La Cooperativa Denis Gutiérrez produce tre varietà di arabica: il maragogype (il più pregiato, per la pezzatura dei chicchi), il caturro e il malaco. Il periodo di raccolta va da ottobre a gennaio e il caffè si raccoglie a mano, chicco per chicco, per non rovinare la pianta e per garantire un prodotto di qualità.
«I frutti di una stessa pianta non maturano tutti insieme e se vengono raccolti anche quelli acerbi, come accade con la diraspatura, oltre a rovinare la pianta, la qualità del caffè è inferiore», sottolinea Xiomara. Una volta raccolto, il frutto del caffè deve essere “spolpato”, cioè privato della parte esterna, dolce e succosa, che avvolge il chicco; poi deve essere lasciato fermentare per una notte affinché perda tutta la parte zuccherina e infine va lavato con cura e seccato al sole oppure in macchine essiccatrici.
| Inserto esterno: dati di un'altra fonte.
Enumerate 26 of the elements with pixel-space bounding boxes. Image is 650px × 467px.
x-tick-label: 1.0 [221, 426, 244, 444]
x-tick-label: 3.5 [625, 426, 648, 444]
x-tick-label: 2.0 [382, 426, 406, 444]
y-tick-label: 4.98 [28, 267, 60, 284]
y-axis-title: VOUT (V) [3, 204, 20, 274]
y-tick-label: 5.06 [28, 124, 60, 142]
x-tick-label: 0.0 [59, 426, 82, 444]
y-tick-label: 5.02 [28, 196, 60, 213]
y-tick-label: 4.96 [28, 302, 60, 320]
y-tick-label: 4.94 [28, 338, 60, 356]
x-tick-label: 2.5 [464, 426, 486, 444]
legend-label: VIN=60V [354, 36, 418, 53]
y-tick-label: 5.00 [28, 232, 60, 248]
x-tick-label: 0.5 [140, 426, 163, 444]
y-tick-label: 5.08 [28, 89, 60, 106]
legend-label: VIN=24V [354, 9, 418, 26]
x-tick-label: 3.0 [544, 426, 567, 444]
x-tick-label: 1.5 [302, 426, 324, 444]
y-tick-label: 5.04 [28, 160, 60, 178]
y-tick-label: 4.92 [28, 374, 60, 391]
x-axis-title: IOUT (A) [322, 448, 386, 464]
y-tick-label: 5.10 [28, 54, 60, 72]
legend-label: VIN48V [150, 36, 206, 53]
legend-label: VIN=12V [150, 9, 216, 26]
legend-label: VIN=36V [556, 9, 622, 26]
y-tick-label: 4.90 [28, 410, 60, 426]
A questo punto si ottiene il pergamino, cioè il caffè a cui è stata tolta la polpa ma non la cáscara, la pellicina che avvolge il chicco. «L'ultimo processo è la tostatura e successiva macinazione, ma non si fa qui, non abbiamo l'attrezzatura necessaria». La cooperativa dispone di macchine proprie per il lavaggio dei chicchi, che permettono di mantenere in un circuito chiuso l'acqua utilizzata poiché i residui della lavorazione sono inquinanti, e provvede anche all'essiccazione al sole se la stagione lo permette, mentre in caso di piogge abbondanti è costretta a mandarlo a uno stabilimento di essiccazione. La polpa del frutto del caffè viene utilizzata come concime per il terreno e la cáscara per produrre carta riciclata e/o come combustibile per accendere il fuoco delle cucine di casa.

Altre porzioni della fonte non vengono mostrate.